Here the data is for Incidence Rate Ratio — that is, we’re using the author’s calculated incidence of Bell’s Palsy relative to the baseline, which is defined to be 1. We’re plotting diagnosis after (and before) covid infection — so in this example 'day 0' is the day of the first PCR positive test. I should come clean and note that I've not included the 'day 0' data -- this was because there were rather a few Bell's Palsy cases diagnosed on the same day as the PCR test and if I'd included these data it would have made the graph more difficult to interpret. In my defence this is almost certainly due to people being tested for covid on the way in to see the consultant about their Bell's Palsy (day 0 data is always fraught with potential pitfalls).
The yellow shaded areas are baseline, again. Note that they’re set as equal to 1.0 because that’s how we defined the IRR; we’re saying that we define the before and after rate to be 1, and all of the other data points are relative to this.
We see a nice increase in rates of Bell's Palsy in the green shaded area. It is fairly clear that covid infection results in Bell's Palsy, but also that the risk disappears shortly after the covid infection appears (probably the risk appears with symptoms and disappears when they go).
Note that the IRR in the green section appears to go slightly below 1.0 for days 21-28 — this is likely to be due to the natural variability in the data rather than there being an actual protective effect of the infection.
Crucially, the diagnosis of Bell's Palsy returns to baseline before we get to the second yellow shaded area. Thus we might think these data are accurate and believable.
The 'gotcha' is the pink shaded area, the time period immediately before the positive covid test. That is, people appear to be getting Bell's Palsy in increased numbers before catching covid! How can this be? Well, we just don't know — all we can see is the data — but it is probably related to people catching covid in hospital while being treated for Bell's Palsy that they just happened to get at that point in time. Or it is possible that having Bell’s Palsy increases the risk of covid infection. The point here is that it just goes to show how difficult it can be to analyse and interpret data like these -- it is seldom as clear-cut as our 'perfect' example.
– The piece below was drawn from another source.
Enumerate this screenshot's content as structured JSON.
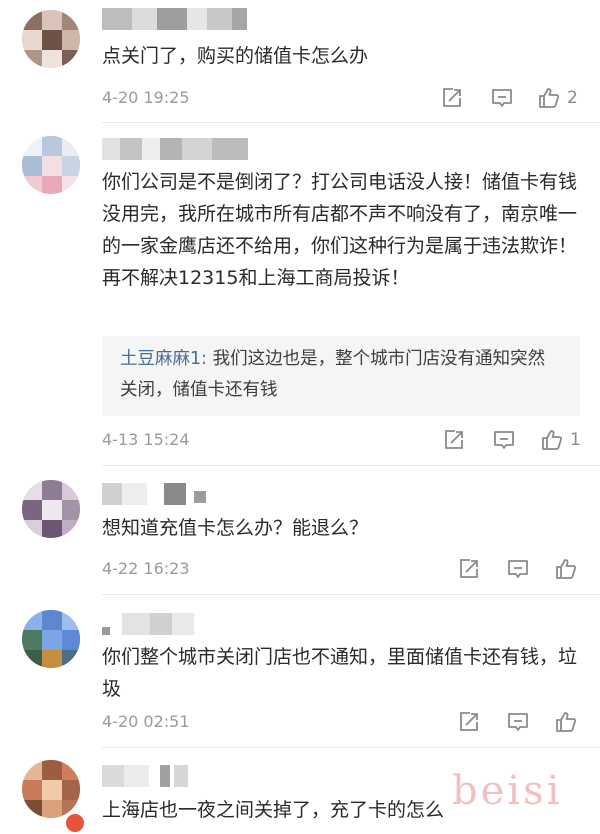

Anyway -- these data support the use of the case-control approach with a 28 day period after the PCR positive test result, for this particular example at least.
To be continued…
Very interesting, thank you. May I ask: why is a 28 day period chosen? Is this standard? Is it on the basis that after 28 days the incidence (of any putative side effect) returns to ‘normal’? Which seems....somewhat circular given that ‘normal’ is defined by reference to what happens after the 28 day period?